BOSTON, June 28 -- Alcoa Inc., the largest U.S. maker of aluminum, won approval from the United Steelworkers union for a four-year labor contract that includes a 5 percent pay raise.
The accord through May 15, 2014, covers almost 6,000 staff at 11 U.S. plants run by New York-based Alcoa, the union said in an e-mailed statement today. Employees will get lump-sum payments of $2,750 in lieu of higher wages in the first two years, followed by a 5 percent pay increase for the second half of the agreement.
Contributions to family health plans by workers, who haven't held a strike since 1986, will climb to $47 a week from $32 over four years. They will receive a $1,250 signing bonus for approving the accord by June 30.
"Under the circumstances we believe that this agreement is the best we can achieve, and sees us through the bad times, preserving our most important gains," the union said in a June 15 message to members recommending they vote for the deal.

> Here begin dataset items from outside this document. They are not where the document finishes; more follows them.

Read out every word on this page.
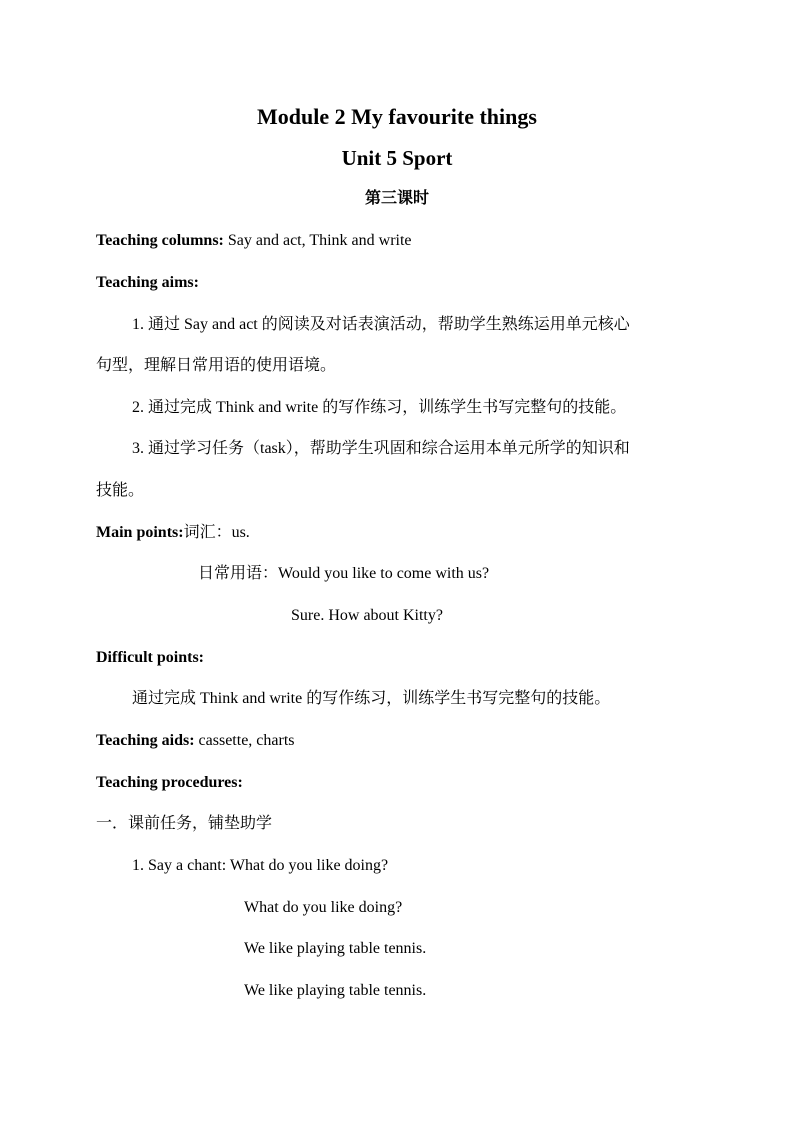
Module 2 My favourite things
Unit 5 Sport
第三课时
Teaching columns: Say and act, Think and write
Teaching aims:
1. 通过 Say and act 的阅读及对话表演活动，帮助学生熟练运用单元核心
句型，理解日常用语的使用语境。
2. 通过完成 Think and write 的写作练习，训练学生书写完整句的技能。
3. 通过学习任务（task），帮助学生巩固和综合运用本单元所学的知识和
技能。
Main points:词汇：us.
日常用语：Would you like to come with us?
Sure. How about Kitty?
Difficult points:
通过完成 Think and write 的写作练习，训练学生书写完整句的技能。
Teaching aids: cassette, charts
Teaching procedures:
一．课前任务，铺垫助学
1. Say a chant: What do you like doing?
What do you like doing?
We like playing table tennis.
We like playing table tennis.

In voting yesterday, the contract was supported by 68 percent of union membership, the United Steelworkers said on its website.
"This new agreement is a good outcome for our employees, shareholders, customers and communities," Alcoa said in a statement today.
Alcoa rose 12 cents, or 1.1 percent, to $11.23 at 4 p.m. in New York Stock Exchange composite trading. The shares have dropped 30 percent this year, the largest decline in the 30- member Dow Jones Industrial Average.